The products are designed for a shape with a diameter of 24-26 cm.
In a large bowl, mix butter, 150 grams of sugar, flour and salt with baking powder. Grind into crumbs.
Separately, mix eggs and proteins with 200 grams of sugar, put in a water bath and warm until sugar dissolves. The mass should become so hot that it is not possible to hold a finger in it for a long time. This measure is needed to stabilize the eggs, making the Rainbow cake airy. Remove eggs from heat and beat for 5 minutes until stable, lush mass.

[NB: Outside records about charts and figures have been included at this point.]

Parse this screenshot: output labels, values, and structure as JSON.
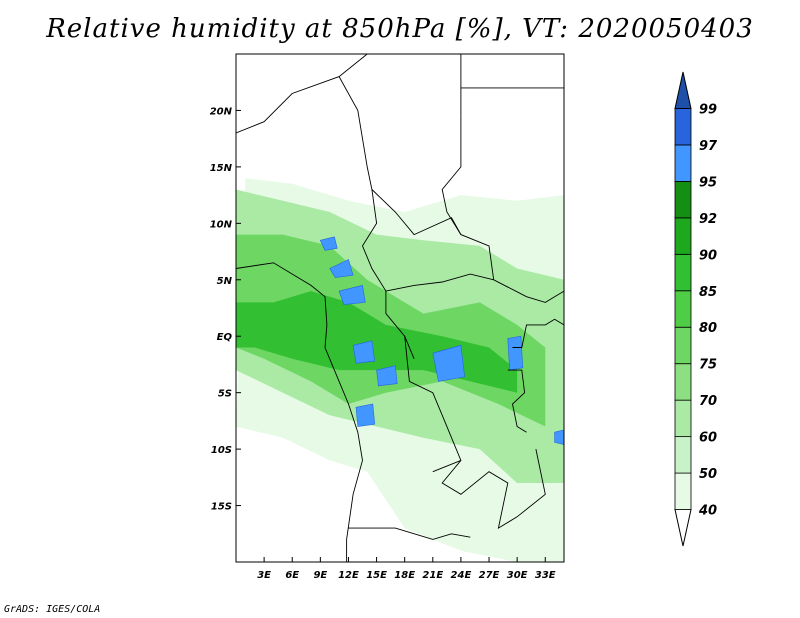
{
  "title": "Relative humidity at 850hPa [%], VT: 2020050403",
  "credit": "GrADS: IGES/COLA",
  "map": {
    "projection": "latlon",
    "lon_range": [
      0,
      35
    ],
    "lat_range": [
      -20,
      25
    ],
    "lon_ticks": [
      {
        "value": 3,
        "label": "3E"
      },
      {
        "value": 6,
        "label": "6E"
      },
      {
        "value": 9,
        "label": "9E"
      },
      {
        "value": 12,
        "label": "12E"
      },
      {
        "value": 15,
        "label": "15E"
      },
      {
        "value": 18,
        "label": "18E"
      },
      {
        "value": 21,
        "label": "21E"
      },
      {
        "value": 24,
        "label": "24E"
      },
      {
        "value": 27,
        "label": "27E"
      },
      {
        "value": 30,
        "label": "30E"
      },
      {
        "value": 33,
        "label": "33E"
      }
    ],
    "lat_ticks": [
      {
        "value": 20,
        "label": "20N"
      },
      {
        "value": 15,
        "label": "15N"
      },
      {
        "value": 10,
        "label": "10N"
      },
      {
        "value": 5,
        "label": "5N"
      },
      {
        "value": 0,
        "label": "EQ"
      },
      {
        "value": -5,
        "label": "5S"
      },
      {
        "value": -10,
        "label": "10S"
      },
      {
        "value": -15,
        "label": "15S"
      }
    ]
  },
  "colorbar": {
    "levels": [
      "40",
      "50",
      "60",
      "70",
      "75",
      "80",
      "85",
      "90",
      "92",
      "95",
      "97",
      "99"
    ],
    "colors": [
      "#ffffff",
      "#e6fae6",
      "#c8f2c8",
      "#aaeaa5",
      "#8ce082",
      "#6ed764",
      "#50cd46",
      "#32bf32",
      "#1ea81e",
      "#148f14",
      "#4196ff",
      "#2864dc",
      "#1e50aa"
    ]
  },
  "humidity_regions": [
    {
      "name": "background-moist",
      "level_color": "#e6fae6",
      "polygon": [
        [
          1,
          14
        ],
        [
          6,
          13.5
        ],
        [
          12,
          12
        ],
        [
          18,
          11
        ],
        [
          24,
          12.5
        ],
        [
          30,
          12
        ],
        [
          35,
          12.5
        ],
        [
          35,
          -20
        ],
        [
          30,
          -20
        ],
        [
          24,
          -19
        ],
        [
          18,
          -17
        ],
        [
          14,
          -12
        ],
        [
          10,
          -11
        ],
        [
          5,
          -9
        ],
        [
          0,
          -8
        ]
      ]
    },
    {
      "name": "moist-band",
      "level_color": "#aaeaa5",
      "polygon": [
        [
          0,
          13
        ],
        [
          5,
          12
        ],
        [
          10,
          11
        ],
        [
          15,
          9
        ],
        [
          20,
          8.5
        ],
        [
          26,
          8
        ],
        [
          30,
          6
        ],
        [
          35,
          5
        ],
        [
          35,
          -13
        ],
        [
          30,
          -13
        ],
        [
          26,
          -10
        ],
        [
          20,
          -9
        ],
        [
          15,
          -8
        ],
        [
          10,
          -7
        ],
        [
          5,
          -5
        ],
        [
          0,
          -3
        ]
      ]
    },
    {
      "name": "very-moist-core",
      "level_color": "#6ed764",
      "polygon": [
        [
          0,
          9
        ],
        [
          5,
          9
        ],
        [
          10,
          8
        ],
        [
          14,
          5
        ],
        [
          20,
          2
        ],
        [
          26,
          3
        ],
        [
          30,
          1
        ],
        [
          33,
          -1
        ],
        [
          33,
          -8
        ],
        [
          28,
          -6
        ],
        [
          22,
          -4
        ],
        [
          16,
          -5
        ],
        [
          12,
          -6
        ],
        [
          8,
          -4
        ],
        [
          3,
          -2
        ],
        [
          0,
          -1
        ]
      ]
    },
    {
      "name": "saturated-core",
      "level_color": "#32bf32",
      "polygon": [
        [
          0,
          3
        ],
        [
          4,
          3
        ],
        [
          8,
          4
        ],
        [
          12,
          3
        ],
        [
          16,
          1
        ],
        [
          22,
          0
        ],
        [
          27,
          -1
        ],
        [
          30,
          -3
        ],
        [
          30,
          -5
        ],
        [
          25,
          -4
        ],
        [
          20,
          -3
        ],
        [
          15,
          -3
        ],
        [
          11,
          -3
        ],
        [
          6,
          -2
        ],
        [
          2,
          -1
        ],
        [
          0,
          -1
        ]
      ]
    },
    {
      "name": "near-saturation-patch-1",
      "level_color": "#4196ff",
      "polygon": [
        [
          9,
          8.5
        ],
        [
          10.5,
          8.8
        ],
        [
          10.8,
          7.8
        ],
        [
          9.5,
          7.6
        ]
      ]
    },
    {
      "name": "near-saturation-patch-2",
      "level_color": "#4196ff",
      "polygon": [
        [
          10,
          6
        ],
        [
          12,
          6.8
        ],
        [
          12.5,
          5.4
        ],
        [
          10.6,
          5.2
        ]
      ]
    },
    {
      "name": "near-saturation-patch-3",
      "level_color": "#4196ff",
      "polygon": [
        [
          11,
          4
        ],
        [
          13.5,
          4.5
        ],
        [
          13.8,
          3
        ],
        [
          11.5,
          2.8
        ]
      ]
    },
    {
      "name": "near-saturation-patch-4",
      "level_color": "#4196ff",
      "polygon": [
        [
          12.5,
          -0.8
        ],
        [
          14.5,
          -0.4
        ],
        [
          14.8,
          -2.2
        ],
        [
          12.8,
          -2.4
        ]
      ]
    },
    {
      "name": "near-saturation-patch-5",
      "level_color": "#4196ff",
      "polygon": [
        [
          15,
          -3
        ],
        [
          17,
          -2.6
        ],
        [
          17.2,
          -4.2
        ],
        [
          15.2,
          -4.4
        ]
      ]
    },
    {
      "name": "near-saturation-patch-6",
      "level_color": "#4196ff",
      "polygon": [
        [
          21,
          -1.5
        ],
        [
          24,
          -0.8
        ],
        [
          24.4,
          -3.6
        ],
        [
          21.6,
          -4
        ]
      ]
    },
    {
      "name": "near-saturation-patch-7",
      "level_color": "#4196ff",
      "polygon": [
        [
          29,
          -0.2
        ],
        [
          30.4,
          0
        ],
        [
          30.6,
          -2.8
        ],
        [
          29.2,
          -3
        ]
      ]
    },
    {
      "name": "near-saturation-patch-8",
      "level_color": "#4196ff",
      "polygon": [
        [
          12.8,
          -6.3
        ],
        [
          14.6,
          -6
        ],
        [
          14.8,
          -7.8
        ],
        [
          13,
          -8
        ]
      ]
    },
    {
      "name": "near-saturation-patch-9",
      "level_color": "#4196ff",
      "polygon": [
        [
          34,
          -8.5
        ],
        [
          35,
          -8.3
        ],
        [
          35,
          -9.6
        ],
        [
          34,
          -9.4
        ]
      ]
    }
  ],
  "boundaries": [
    [
      [
        0,
        6
      ],
      [
        4,
        6.5
      ],
      [
        8,
        4.5
      ],
      [
        9.5,
        3.5
      ],
      [
        9.7,
        1
      ],
      [
        9.5,
        -1
      ],
      [
        11,
        -4
      ],
      [
        12,
        -6
      ],
      [
        13,
        -8.5
      ],
      [
        13.5,
        -11
      ],
      [
        12.5,
        -14
      ],
      [
        11.8,
        -18
      ],
      [
        11.8,
        -20
      ]
    ],
    [
      [
        0,
        18
      ],
      [
        3,
        19
      ],
      [
        6,
        21.5
      ],
      [
        11,
        23
      ],
      [
        14,
        25
      ]
    ],
    [
      [
        11,
        23
      ],
      [
        13,
        20
      ],
      [
        14,
        15
      ],
      [
        14.5,
        13
      ],
      [
        15,
        10
      ],
      [
        13.5,
        8
      ],
      [
        14.5,
        6
      ],
      [
        16,
        4
      ],
      [
        16,
        2
      ],
      [
        18,
        0
      ],
      [
        19,
        -2
      ]
    ],
    [
      [
        14,
        25
      ],
      [
        24,
        25
      ],
      [
        24,
        19.5
      ]
    ],
    [
      [
        24,
        19.5
      ],
      [
        24,
        15
      ],
      [
        22,
        13
      ],
      [
        22.5,
        11
      ],
      [
        24,
        9
      ],
      [
        27,
        8
      ],
      [
        27.5,
        5
      ],
      [
        31,
        3.5
      ],
      [
        33,
        3
      ],
      [
        35,
        4
      ]
    ],
    [
      [
        24,
        22
      ],
      [
        35,
        22
      ]
    ],
    [
      [
        14.5,
        13
      ],
      [
        17,
        11
      ],
      [
        19,
        9
      ],
      [
        23,
        10.5
      ],
      [
        24,
        9
      ]
    ],
    [
      [
        16,
        4
      ],
      [
        19,
        4.5
      ],
      [
        22,
        4.8
      ],
      [
        25,
        5.5
      ],
      [
        27.5,
        5
      ]
    ],
    [
      [
        18,
        0
      ],
      [
        18.5,
        -4
      ],
      [
        21,
        -5
      ],
      [
        22,
        -7
      ],
      [
        24,
        -11
      ],
      [
        22,
        -13
      ],
      [
        24,
        -14
      ],
      [
        27,
        -12
      ],
      [
        29,
        -13
      ],
      [
        28,
        -17
      ],
      [
        30,
        -16
      ],
      [
        33,
        -14
      ],
      [
        32,
        -10
      ]
    ],
    [
      [
        29.5,
        -1
      ],
      [
        30.5,
        -1
      ],
      [
        31,
        1
      ],
      [
        33,
        1
      ],
      [
        34,
        1.5
      ],
      [
        35,
        1
      ]
    ],
    [
      [
        29,
        -3
      ],
      [
        30.5,
        -3
      ],
      [
        30.8,
        -5
      ],
      [
        29.5,
        -6
      ],
      [
        30,
        -8
      ],
      [
        31,
        -8.5
      ]
    ],
    [
      [
        12,
        -17
      ],
      [
        17,
        -17
      ],
      [
        21,
        -18
      ],
      [
        23,
        -17.5
      ],
      [
        25,
        -17.8
      ]
    ],
    [
      [
        21,
        -12
      ],
      [
        24,
        -11
      ]
    ]
  ]
}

Divide the butter and flour and egg masses into 6 parts. For greater accuracy, it is better to do this using a kitchen scale.
Now collect the cakes:
- mix part of the flour mixture with the juice of one kind (or milk-yolk mixture for yellow cake);
- mix thoroughly until smooth;
- add the egg part, mix gently, keeping the dough airy;
- put it in a mold and bake at a temperature of 180 degrees for 15-20 minutes until cooked.
Impregnation:
- red berry puree - 150 grams;
- mashed orange + finely grated zest - 150 grams;
- lemon puree + finely grated zest - 75 grams;
- Kiwi puree - 150 grams;
- blueberry juice + a pinch of soda - 75 grams;
- blackberry puree - 150 grams;
- water - 330 grams;
- gelatin - 25 grams.
When you see a Rainbow cake (photo or live), it is always striking in its brightness. To achieve this without harm to health, you must adhere to the recommendations below.
Add 75 grams of water to blueberry juice and lemon puree. Soak gelatin in 180 grams of liquid. As soon as it swells, heat the mass until the gelatin is completely dissolved, avoiding boiling. Chill.
Pour the gelatin mass evenly over the containers with fruit puree. The cake must be collected in the form.
Each cake should be filled with jelly and refrigerated until solidified.
But what about the cream?
The cheese mass, which holds its shape perfectly, makes the Rainbow cake very bold (recipe, see photo in the article).
How to achieve the same decorative qualities and ease the taste? The options are below:
- Swiss meringue. Whisk 8 proteins with 300 grams of sugar in a water bath until solid peaks. Thanks to the heat treatment, the proteins will not be raw and will not leak.
- Butter cream. Beat 1 liter of cream, add icing sugar to taste.
- Creamy curd cream. Replace 1/3 of the cream with soft pasty curd.